So, you may be wondering just what are these things ?
Strange, ruffled toadstool tops?
Knit sea anemones?
Little gnome hats ?
Nope, they are the BEFORE picture – & here’s the AFTER ….
These are circles which I knit in the round & then FULLED.
A 5-Minute Handwork Homeschool Lesson
1 .What is FULLING ?
Fulling is a quick & easy method used to felt fibres that have been knit or woven.
For centuries, this process has been used to make natural fabrics heavier & thicker. The fulling technique described here is best suited to knit items or garments. Fulling woven fabrics is a somewhat more difficult & quite often done in an industrial environment.
2 . MATERIALS –
– Water – HOT (really hot – but don’t burn yourself !) & COLD
– Soap – real soap (not detergent) – lavendar is a great moth-repellant
– Something to FULL –
**** NOTE The item must be knit of natural (untreated) yarn which may include any combination of these popular fibres –
– wool ( including merino)
– silk (best if combined with a “hair” fibre)
OR these more exotic choices
– angora (rabbit)
– camel down
– quiviut (muskox down)
Occasionally, you may be able to full a yarn which has some synthetic content but it is best to do a test before you knit an entire piece.

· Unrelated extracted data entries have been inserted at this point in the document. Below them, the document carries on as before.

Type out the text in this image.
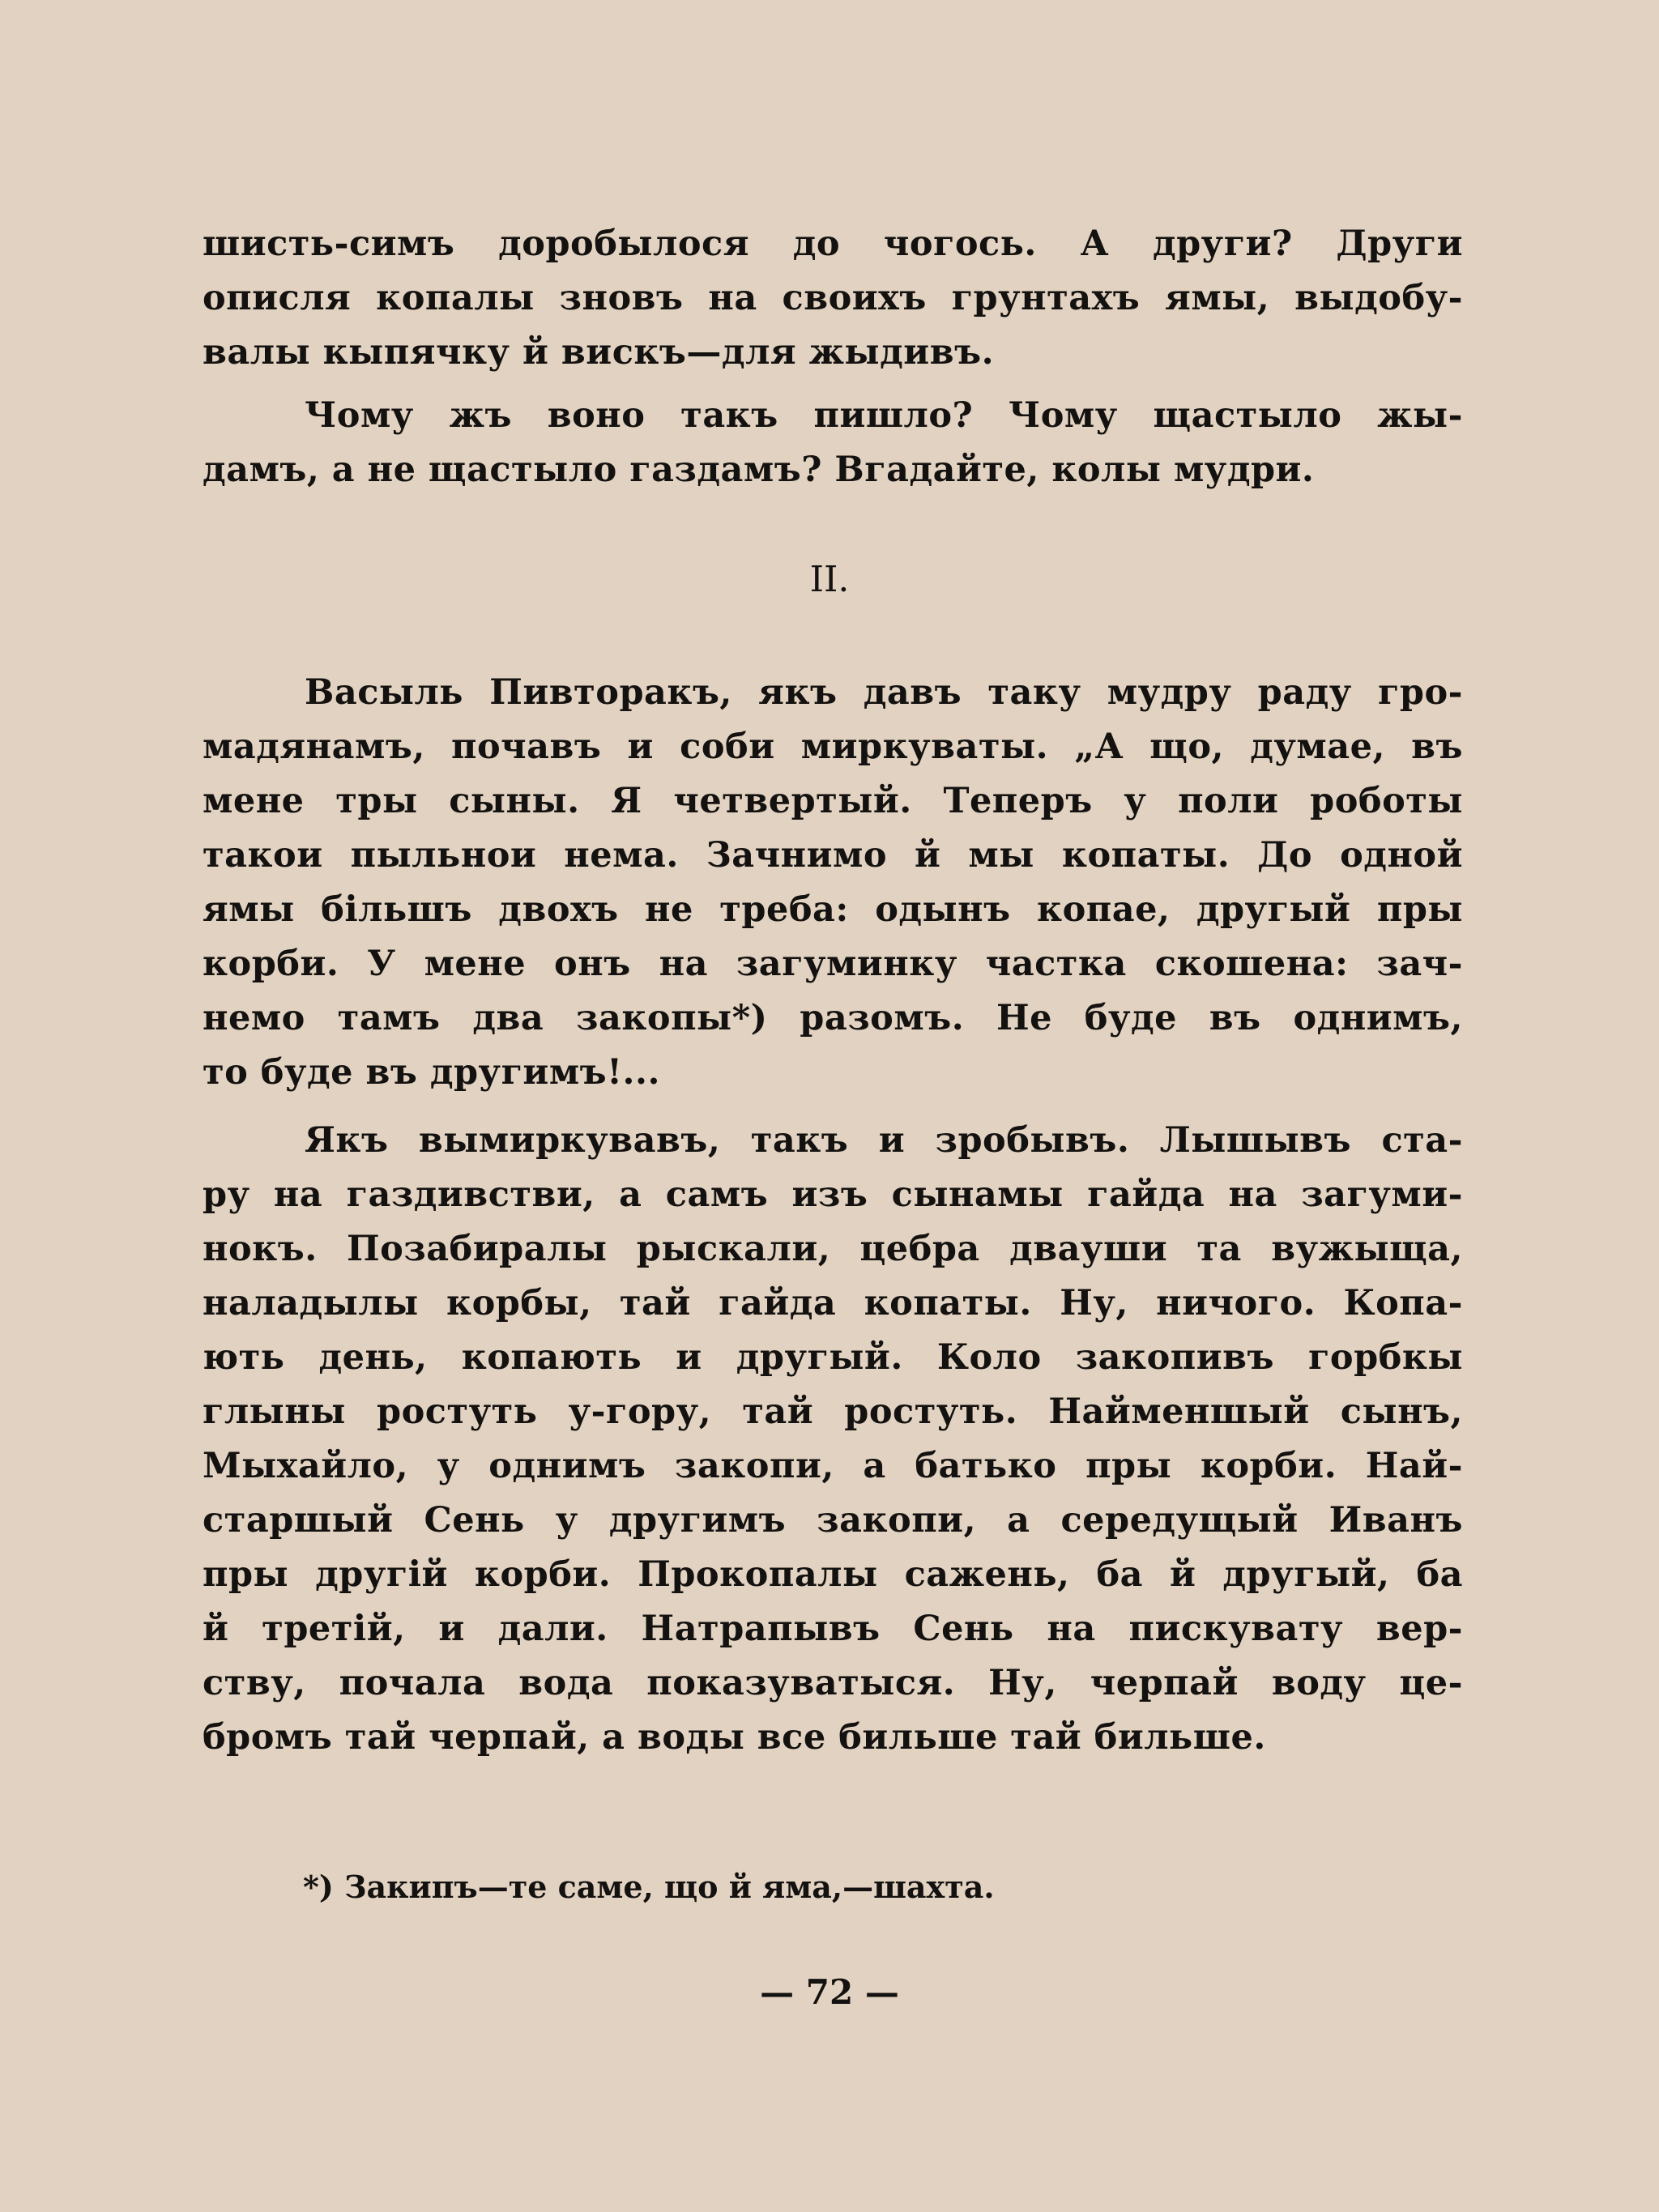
шисть-симъ доробылося до чогось. А други? Други
описля копалы зновъ на своихъ грунтахъ ямы, выдобу-
валы кыпячку й вискъ—для жыдивъ.
Чому жъ воно такъ пишло? Чому щастыло жы-
дамъ, а не щастыло газдамъ? Вгадайте, колы мудри.
II.
Васыль Пивторакъ, якъ давъ таку мудру раду гро-
мадянамъ, почавъ и соби миркуваты. „А що, думае, въ
мене тры сыны. Я четвертый. Теперъ у поли роботы
такои пыльнои нема. Зачнимо й мы копаты. До одной
ямы більшъ двохъ не треба: одынъ копае, другый пры
корби. У мене онъ на загуминку частка скошена: зач-
немо тамъ два закопы*) разомъ. Не буде въ однимъ,
то буде въ другимъ!...
Якъ вымиркувавъ, такъ и зробывъ. Лышывъ ста-
ру на газдивстви, а самъ изъ сынамы гайда на загуми-
нокъ. Позабиралы рыскали, цебра двауши та вужыща,
наладылы корбы, тай гайда копаты. Ну, ничого. Копа-
ють день, копають и другый. Коло закопивъ горбкы
глыны ростуть у-гору, тай ростуть. Найменшый сынъ,
Мыхайло, у однимъ закопи, а батько пры корби. Най-
старшый Сень у другимъ закопи, а середущый Иванъ
пры другій корби. Прокопалы сажень, ба й другый, ба
й третій, и дали. Натрапывъ Сень на пискувату вер-
ству, почала вода показуватыся. Ну, черпай воду це-
бромъ тай черпай, а воды все бильше тай бильше.
*) Закипъ—те саме, що й яма,—шахта.
— 72 —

Natural yarns which are blended with bamboo or soy or other plant-based fibres can work too.
3 . TOOLS –
– Your hands ( you can do this with children but they should only do the cold part !)
– A sink & a tub (or second large container)
– Small Washboard (OPTIONAL – it’s great for larger pieces & to engage younger kids)
4 . TECHNIQUE –
Basically, “fulling” is just a fancy word for shrinking ! All animal fibres have microscopic scales which, when dry, overlap each other smoothly along the length of the hairs. When the fibre is wet, they open up. In hot water they open up even more & when rubbed, pounded or agitated in anyway they catch onto each other. Pop it into some cold water & they clamp shut in their new positions never to return to their former shape.
Let’s start “fulling” !
– FILL your sink basin with very hot water & some soap (if it’s a liquid)
– SWIRL around to make lots of bubbles (just for fun – it’s not really necessary)
– PLUNGE your piece into the basin & scrub it against itself between your hands
– RUB your piece all over with the soap (if you’re using a bar)
– PRETEND that you are trying to get out stubborn stain
– SHRINK the piece evenly by rubbing all over
(or just the areas you really want to shrink)
– CONTINUE for a couple of minutes – you will be able to if the piece is getting thicker
– PLUNGE it into cold water or place it under running water (= more agitation)
– RINSE until all soap is removed
– CHECK your piece to see if it has shrunk enough – if not then….
– PLUNGE your piece back into HOT water & repeat soaping & scrubbing
– ** REFILL your basin with HOT water if it has cooled too much
– RINSE & check
– DRY – once you are pleased with the shape, thickness & size of your project lay it
out on a thick towel to air dry
– ARRANGE piece into final shape – it will dry as it sits
– FLAT PIECES need to be checked regularly to make sure they keep their shape
(pull it back into shape as it dries or better yet pin it onto a padded surface)
– PAT yourself on the back & start thinking about the next project you’d like to full !
5 . PROJECTS –
There is no end to what you may FULL. Here, I’ve used one of my fulled circles to form the base of a mini playscape. Fulling is a great way to enable knit toys to withstand lots of playing & loving. Since fulling makes knit pieces stronger it’s a wonderful technique to use on bags or purses as well as things you’d like to make more waterproof (mitts).
If you have a beginner knitter in your family, fulling is a fabulous way to even out (& maybe even hide a few mistakes on ) their first pieces.
Remember, once a piece is fulled the changes are irreversible. No going back !
Look through your stash, find some great fibres, knit a few swatches (which can become great doll blankets later on), roll up your sleeves & FULL away !
Splish, Splash !!
P.S. Fulling is just one of several types of felting. Felting is the process of binding & shrinking natural fibres together. Fulling shrinks fabric (knit or woven) which has already been made. Wet felting uses water, soap & agitation to bind & shape un-spun fibre (often called rovings) together. Dry felting is achieved by using a special felting needle to poke the rovings until they form a shape. Some people combine more than one method in a single project. Boiled wool is usually considered commercially “fulled” fabric, it is usually heavier than commercially prepared felt which comes in sheets or lengths. These felt pieces can be sewn or glued to create wonderful toys, clothes & decor.